Many large-scale application-software require Fast Fourier Transforms (FFT), e.g., within the Exascale Computing Project (ECP) of the United States.

Hybrid CPU-GPU systems are widely used and are expected for the upcoming exascale machines. FFT libraries targeting such architectures have been accelerated via tuning and asynchronous kernel evaluation on GPUs [2], obtaining up to 2x speedup compared to fully CPU libraries.

We present techniques to further accelerate FFT computation by overcoming the communication bottleneck, we provide architecture-aware selection of FFT algorithm, a novel All-to-All routine (which can considerably speedup default MPI standard routines), and a mixed-precision implementation.

2. Even faster FFTs

Multidimensional FFT are computed by a sequence of 1D or 2D FFTs, with intermediate data reshapes. The latter is the most expensive task (>80% of runtime) [2], moving data among processors (1), typically in an All-to-All fashion [2, 3].

heFFTe supports any type of reshaping technique (c.f., Fig. 2.1) and provides a tool to create architecture-aware Phase diagrams (Fig. 2.2). In Fig. 2.2, we show the case of Summit, where users can input their resources and FFT size to select the fastest reshape approach.

3. Mixed-Precision FFT

Fig. 3 shows that heFFTe linearly scales. We use a 3D complex-data grid, and compute both: single (FP32) and double (FP64) precision FFTs.
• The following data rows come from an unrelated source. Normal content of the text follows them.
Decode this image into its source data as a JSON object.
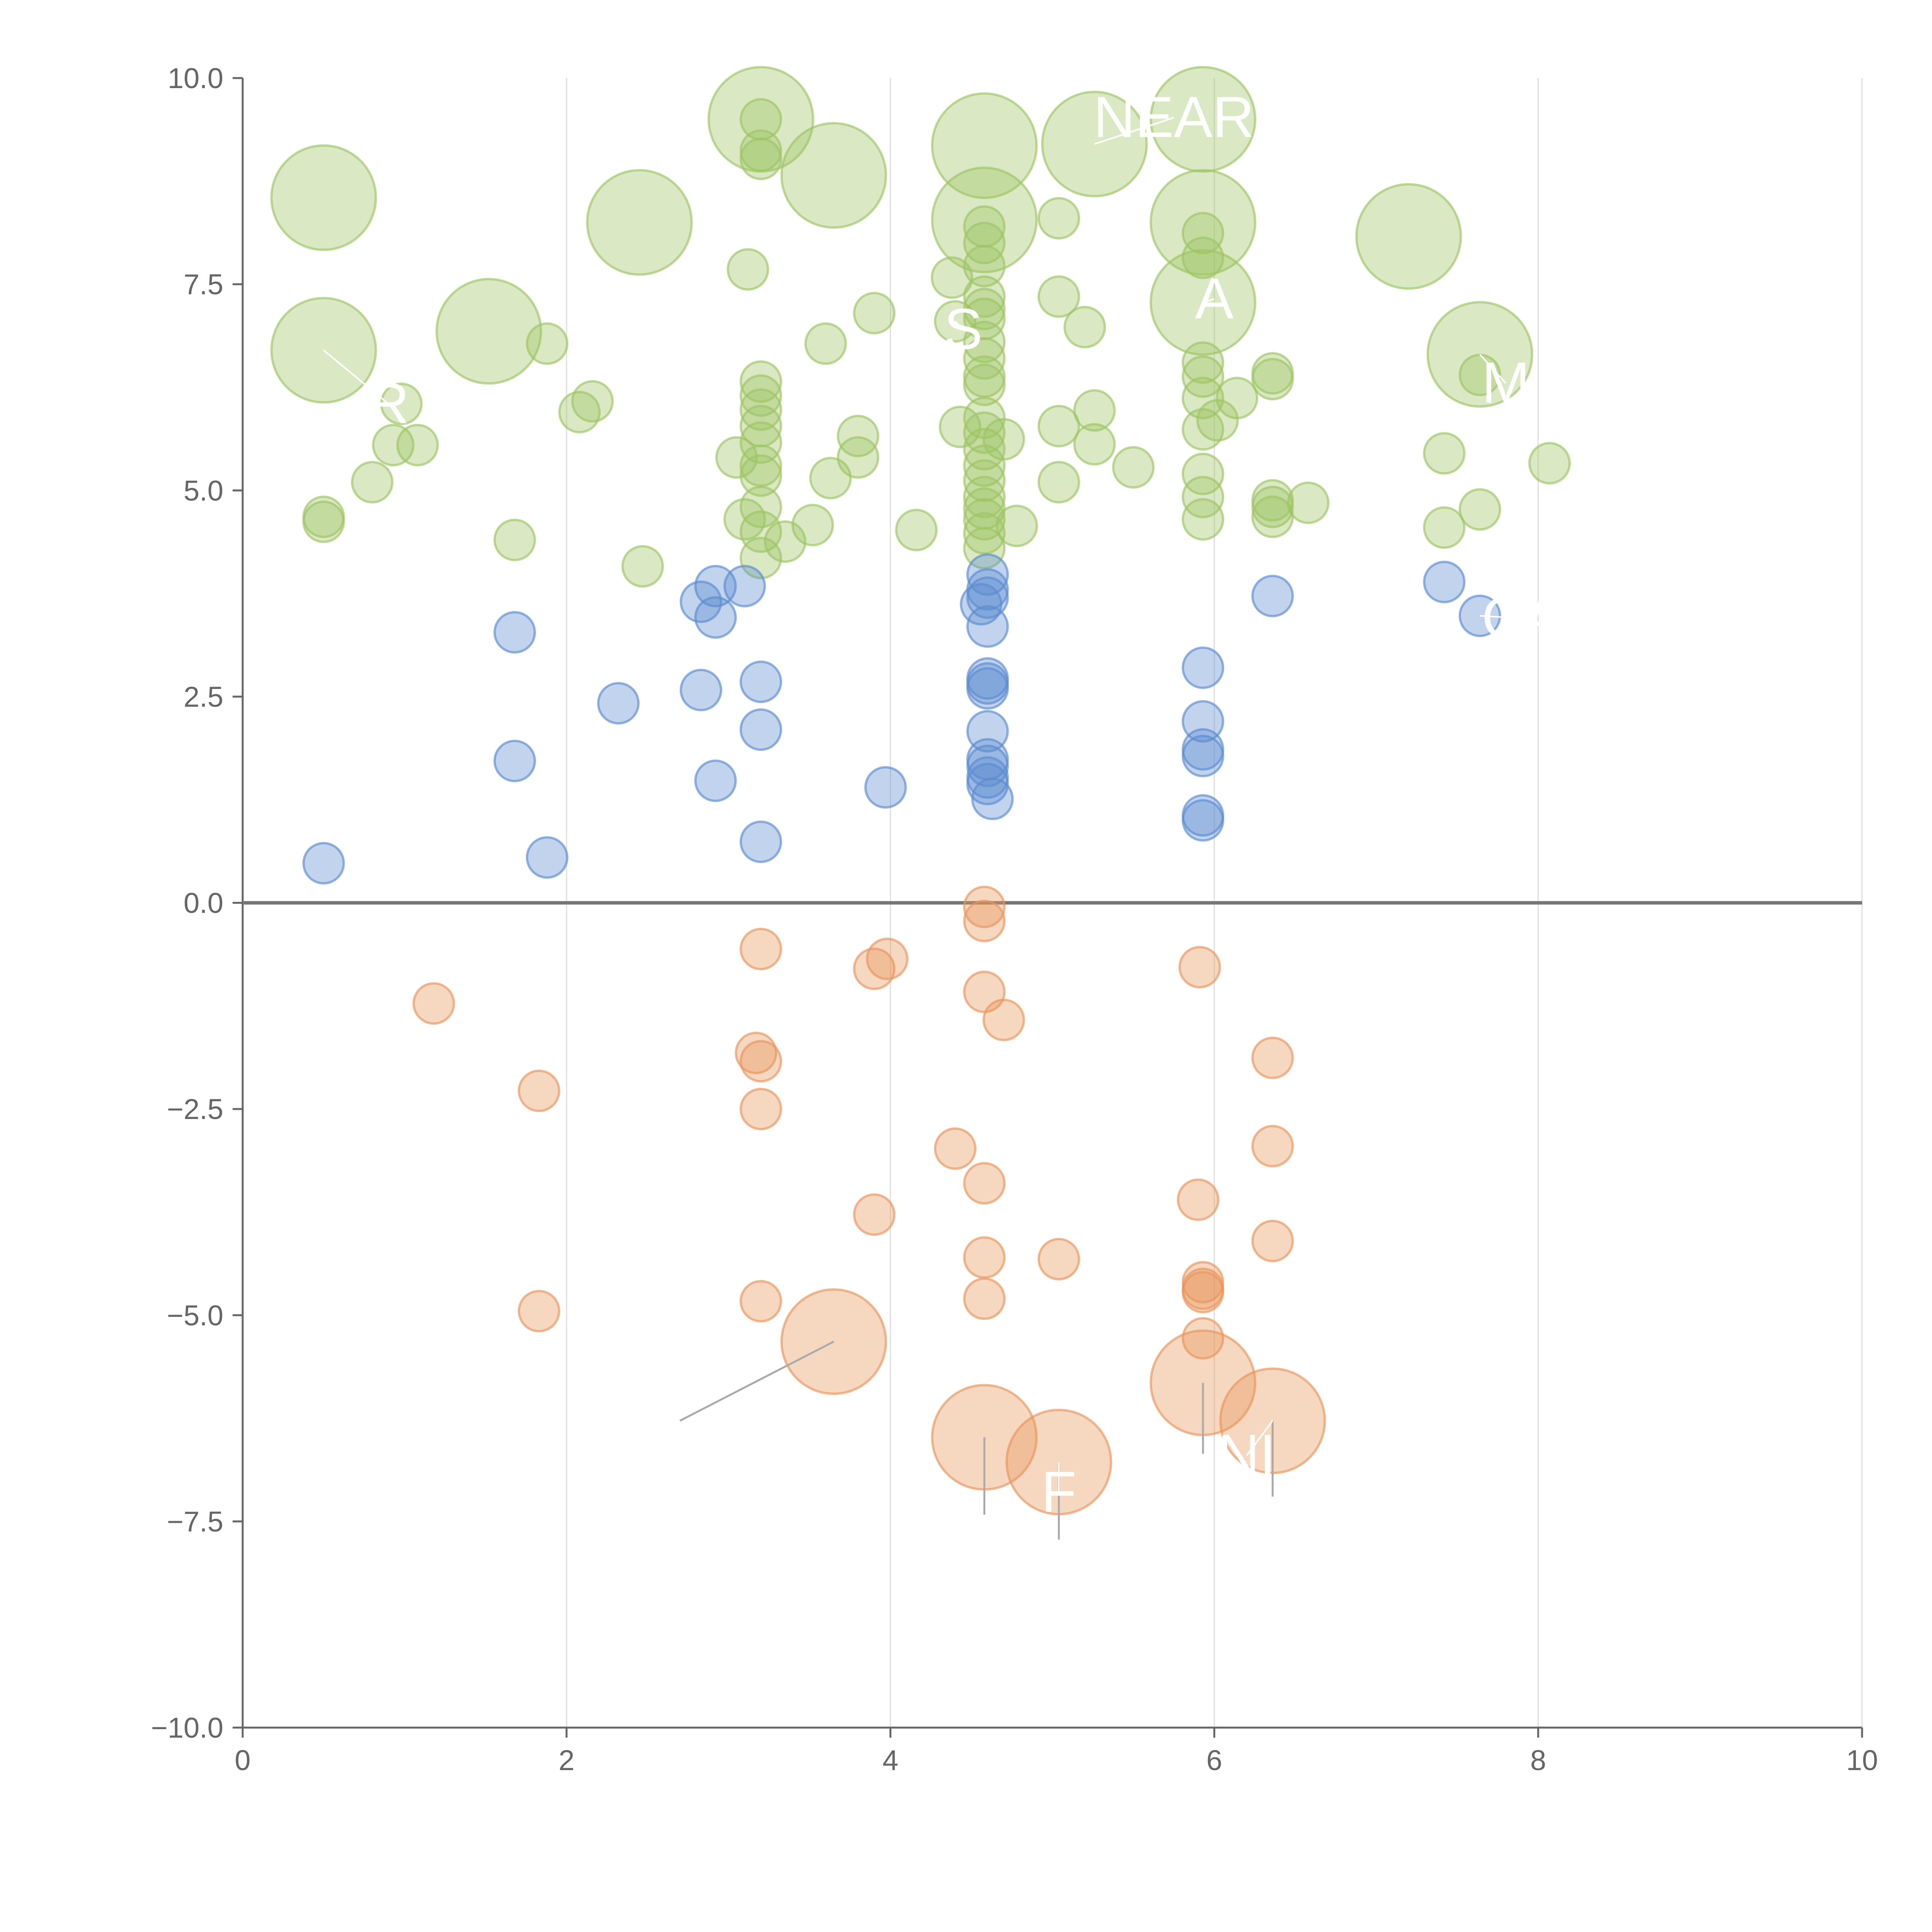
{
  "chart_data": {
    "type": "scatter",
    "title": "",
    "xlabel": "",
    "ylabel": "",
    "xlim": [
      0,
      10
    ],
    "ylim": [
      -10,
      10
    ],
    "x_ticks": [
      0,
      2,
      4,
      6,
      8,
      10
    ],
    "y_ticks": [
      -10.0,
      -7.5,
      -5.0,
      -2.5,
      0.0,
      2.5,
      5.0,
      7.5,
      10.0
    ],
    "x_tick_labels": [
      "0",
      "2",
      "4",
      "6",
      "8",
      "10"
    ],
    "y_tick_labels": [
      "−10.0",
      "−7.5",
      "−5.0",
      "−2.5",
      "0.0",
      "2.5",
      "5.0",
      "7.5",
      "10.0"
    ],
    "grid": {
      "vertical": true,
      "horizontal": false
    },
    "zero_line": true,
    "colors": {
      "green": "#9dc463",
      "blue": "#5b8ccf",
      "orange": "#e8955a",
      "axis": "#666666",
      "grid": "#dddddd"
    },
    "series": [
      {
        "name": "green",
        "color": "#9dc463",
        "points": [
          [
            0.5,
            8.55,
            1
          ],
          [
            0.5,
            6.7,
            1
          ],
          [
            0.5,
            4.68,
            0
          ],
          [
            0.5,
            4.62,
            0
          ],
          [
            0.8,
            5.1,
            0
          ],
          [
            0.93,
            5.55,
            0
          ],
          [
            0.98,
            6.05,
            0
          ],
          [
            1.08,
            5.55,
            0
          ],
          [
            1.52,
            6.93,
            1
          ],
          [
            1.68,
            4.4,
            0
          ],
          [
            1.88,
            6.78,
            0
          ],
          [
            2.08,
            5.95,
            0
          ],
          [
            2.16,
            6.08,
            0
          ],
          [
            2.45,
            8.25,
            1
          ],
          [
            2.47,
            4.08,
            0
          ],
          [
            3.05,
            5.4,
            0
          ],
          [
            3.1,
            4.65,
            0
          ],
          [
            3.12,
            7.68,
            0
          ],
          [
            3.2,
            9.5,
            1
          ],
          [
            3.2,
            9.5,
            0
          ],
          [
            3.2,
            9.12,
            0
          ],
          [
            3.2,
            9.02,
            0
          ],
          [
            3.2,
            6.32,
            0
          ],
          [
            3.2,
            6.15,
            0
          ],
          [
            3.2,
            5.98,
            0
          ],
          [
            3.2,
            5.78,
            0
          ],
          [
            3.2,
            5.58,
            0
          ],
          [
            3.2,
            5.3,
            0
          ],
          [
            3.2,
            5.18,
            0
          ],
          [
            3.2,
            4.8,
            0
          ],
          [
            3.2,
            4.5,
            0
          ],
          [
            3.2,
            4.18,
            0
          ],
          [
            3.35,
            4.38,
            0
          ],
          [
            3.52,
            4.58,
            0
          ],
          [
            3.6,
            6.78,
            0
          ],
          [
            3.63,
            5.15,
            0
          ],
          [
            3.65,
            8.82,
            1
          ],
          [
            3.8,
            5.4,
            0
          ],
          [
            3.8,
            5.66,
            0
          ],
          [
            3.9,
            7.15,
            0
          ],
          [
            4.16,
            4.52,
            0
          ],
          [
            4.38,
            7.58,
            0
          ],
          [
            4.4,
            7.05,
            0
          ],
          [
            4.43,
            5.77,
            0
          ],
          [
            4.58,
            9.18,
            1
          ],
          [
            4.58,
            8.28,
            1
          ],
          [
            4.58,
            8.2,
            0
          ],
          [
            4.58,
            8.0,
            0
          ],
          [
            4.58,
            7.72,
            0
          ],
          [
            4.58,
            7.35,
            0
          ],
          [
            4.58,
            7.2,
            0
          ],
          [
            4.58,
            7.08,
            0
          ],
          [
            4.58,
            6.8,
            0
          ],
          [
            4.58,
            6.6,
            0
          ],
          [
            4.58,
            6.38,
            0
          ],
          [
            4.58,
            6.28,
            0
          ],
          [
            4.58,
            5.88,
            0
          ],
          [
            4.58,
            5.7,
            0
          ],
          [
            4.58,
            5.5,
            0
          ],
          [
            4.58,
            5.3,
            0
          ],
          [
            4.58,
            5.12,
            0
          ],
          [
            4.58,
            4.92,
            0
          ],
          [
            4.58,
            4.78,
            0
          ],
          [
            4.58,
            4.65,
            0
          ],
          [
            4.58,
            4.48,
            0
          ],
          [
            4.58,
            4.3,
            0
          ],
          [
            4.7,
            5.62,
            0
          ],
          [
            4.78,
            4.57,
            0
          ],
          [
            5.04,
            8.3,
            0
          ],
          [
            5.04,
            7.35,
            0
          ],
          [
            5.04,
            5.78,
            0
          ],
          [
            5.04,
            5.1,
            0
          ],
          [
            5.2,
            6.98,
            0
          ],
          [
            5.26,
            9.2,
            1
          ],
          [
            5.26,
            5.97,
            0
          ],
          [
            5.26,
            5.56,
            0
          ],
          [
            5.5,
            5.28,
            0
          ],
          [
            5.93,
            9.5,
            1
          ],
          [
            5.93,
            8.25,
            1
          ],
          [
            5.93,
            8.12,
            0
          ],
          [
            5.93,
            7.82,
            0
          ],
          [
            5.93,
            7.28,
            1
          ],
          [
            5.93,
            6.55,
            0
          ],
          [
            5.93,
            6.38,
            0
          ],
          [
            5.93,
            6.12,
            0
          ],
          [
            5.93,
            5.74,
            0
          ],
          [
            5.93,
            5.2,
            0
          ],
          [
            5.93,
            4.92,
            0
          ],
          [
            5.93,
            4.65,
            0
          ],
          [
            6.02,
            5.85,
            0
          ],
          [
            6.14,
            6.12,
            0
          ],
          [
            6.36,
            6.42,
            0
          ],
          [
            6.36,
            6.35,
            0
          ],
          [
            6.36,
            4.88,
            0
          ],
          [
            6.36,
            4.8,
            0
          ],
          [
            6.36,
            4.68,
            0
          ],
          [
            6.58,
            4.85,
            0
          ],
          [
            7.2,
            8.08,
            1
          ],
          [
            7.42,
            5.45,
            0
          ],
          [
            7.42,
            4.55,
            0
          ],
          [
            7.64,
            6.65,
            1
          ],
          [
            7.64,
            6.4,
            0
          ],
          [
            7.64,
            4.77,
            0
          ],
          [
            8.07,
            5.33,
            0
          ]
        ]
      },
      {
        "name": "blue",
        "color": "#5b8ccf",
        "points": [
          [
            0.5,
            0.48,
            0
          ],
          [
            1.68,
            3.28,
            0
          ],
          [
            1.68,
            1.72,
            0
          ],
          [
            1.88,
            0.55,
            0
          ],
          [
            2.32,
            2.42,
            0
          ],
          [
            2.83,
            3.65,
            0
          ],
          [
            2.83,
            2.58,
            0
          ],
          [
            2.92,
            3.84,
            0
          ],
          [
            2.92,
            3.46,
            0
          ],
          [
            2.92,
            1.48,
            0
          ],
          [
            3.1,
            3.84,
            0
          ],
          [
            3.2,
            2.68,
            0
          ],
          [
            3.2,
            2.1,
            0
          ],
          [
            3.2,
            0.74,
            0
          ],
          [
            3.97,
            1.4,
            0
          ],
          [
            4.56,
            3.62,
            0
          ],
          [
            4.6,
            3.98,
            0
          ],
          [
            4.6,
            3.8,
            0
          ],
          [
            4.6,
            3.7,
            0
          ],
          [
            4.6,
            3.35,
            0
          ],
          [
            4.6,
            2.72,
            0
          ],
          [
            4.6,
            2.66,
            0
          ],
          [
            4.6,
            2.6,
            0
          ],
          [
            4.6,
            2.08,
            0
          ],
          [
            4.6,
            1.74,
            0
          ],
          [
            4.6,
            1.66,
            0
          ],
          [
            4.6,
            1.52,
            0
          ],
          [
            4.6,
            1.44,
            0
          ],
          [
            4.63,
            1.26,
            0
          ],
          [
            5.93,
            2.85,
            0
          ],
          [
            5.93,
            2.2,
            0
          ],
          [
            5.93,
            1.86,
            0
          ],
          [
            5.93,
            1.78,
            0
          ],
          [
            5.93,
            1.06,
            0
          ],
          [
            5.93,
            1.0,
            0
          ],
          [
            6.36,
            3.72,
            0
          ],
          [
            7.42,
            3.89,
            0
          ],
          [
            7.64,
            3.48,
            0
          ]
        ]
      },
      {
        "name": "orange",
        "color": "#e8955a",
        "points": [
          [
            1.18,
            -1.22,
            0
          ],
          [
            1.83,
            -2.28,
            0
          ],
          [
            1.83,
            -4.95,
            0
          ],
          [
            3.2,
            -0.56,
            0
          ],
          [
            3.17,
            -1.82,
            0
          ],
          [
            3.2,
            -1.92,
            0
          ],
          [
            3.2,
            -2.5,
            0
          ],
          [
            3.2,
            -4.83,
            0
          ],
          [
            3.65,
            -5.32,
            1
          ],
          [
            3.9,
            -0.8,
            0
          ],
          [
            3.98,
            -0.68,
            0
          ],
          [
            3.9,
            -3.78,
            0
          ],
          [
            4.4,
            -2.98,
            0
          ],
          [
            4.58,
            -0.05,
            0
          ],
          [
            4.58,
            -0.22,
            0
          ],
          [
            4.58,
            -1.08,
            0
          ],
          [
            4.7,
            -1.42,
            0
          ],
          [
            4.58,
            -3.4,
            0
          ],
          [
            4.58,
            -4.3,
            0
          ],
          [
            4.58,
            -4.8,
            0
          ],
          [
            4.58,
            -6.48,
            1
          ],
          [
            5.04,
            -4.32,
            0
          ],
          [
            5.04,
            -6.78,
            1
          ],
          [
            5.91,
            -0.78,
            0
          ],
          [
            5.9,
            -3.6,
            0
          ],
          [
            5.93,
            -4.6,
            0
          ],
          [
            5.93,
            -4.68,
            0
          ],
          [
            5.93,
            -4.72,
            0
          ],
          [
            5.93,
            -5.28,
            0
          ],
          [
            5.93,
            -5.82,
            1
          ],
          [
            6.36,
            -1.88,
            0
          ],
          [
            6.36,
            -2.95,
            0
          ],
          [
            6.36,
            -4.1,
            0
          ],
          [
            6.36,
            -6.28,
            1
          ]
        ]
      }
    ],
    "callouts": [
      {
        "text": "NEAR",
        "anchor": [
          5.26,
          9.2
        ],
        "label": [
          5.75,
          9.52
        ]
      },
      {
        "text": "A",
        "anchor": [
          5.93,
          7.28
        ],
        "label": [
          6.0,
          7.32
        ]
      },
      {
        "text": "S",
        "anchor": [
          4.4,
          7.05
        ],
        "label": [
          4.45,
          6.95
        ]
      },
      {
        "text": "R",
        "anchor": [
          0.5,
          6.7
        ],
        "label": [
          0.9,
          6.05
        ]
      },
      {
        "text": "M",
        "anchor": [
          7.64,
          6.65
        ],
        "label": [
          7.8,
          6.3
        ]
      },
      {
        "text": "CA",
        "anchor": [
          7.64,
          3.48
        ],
        "label": [
          7.9,
          3.45
        ]
      },
      {
        "text": "NI",
        "anchor": [
          6.36,
          -6.28
        ],
        "label": [
          6.2,
          -6.7
        ]
      },
      {
        "text": "F",
        "anchor": [
          5.04,
          -6.78
        ],
        "label": [
          5.04,
          -7.15
        ]
      }
    ],
    "leader_lines": [
      {
        "from": [
          3.65,
          -5.32
        ],
        "to": [
          2.7,
          -6.28
        ]
      },
      {
        "from": [
          4.58,
          -6.48
        ],
        "to": [
          4.58,
          -7.42
        ]
      },
      {
        "from": [
          5.04,
          -6.78
        ],
        "to": [
          5.04,
          -7.72
        ]
      },
      {
        "from": [
          5.93,
          -5.82
        ],
        "to": [
          5.93,
          -6.68
        ]
      },
      {
        "from": [
          6.36,
          -6.28
        ],
        "to": [
          6.36,
          -7.2
        ]
      }
    ]
  }
}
We developed a mixed-precision version for heFFTe, which exploits GPU power to compress data (using casting/ZFP) to save in All-to-All cost (which usually takes over 90% of runtime [2, 3]). We used a ring version of our OSC_A2A routine.

CR2 means a compression ratio of 2 times. CR2 is up to 2.6x faster than FP64 and up to 1.4x faster than FP32. CR4 is up to 5x faster than FP64 and up to 2.6x faster than FP32. CR2 validation error is O(10^-5) while for FP32, it is O(10^-6); i.e., we move the same data volume faster, while getting a better quality FFT output.

4. Communication model

We introduce a novel communication model for hybrid-distributed FFTs which can adapt to any architecture [2], and gives a theoretical estimation of the reshaping cost.

This model assumes that fast communication is available within a node, e.g., Summit at ORNL, which has NVLink connections.

For Summit, we get [2]:

\[ T_{sol} = \frac{7.8125 \times \text{log}(N)}{2^{17}} \]

where \( N \) is the FFT size.

Using this model, we derive a roofline model theoretical peak performance. Fig. 4 shows heFFTe achieving about 90% of peak value up to 48 GPUs; this percentage then decreases, indicating that too many resources are being used for the given FFT size (latency).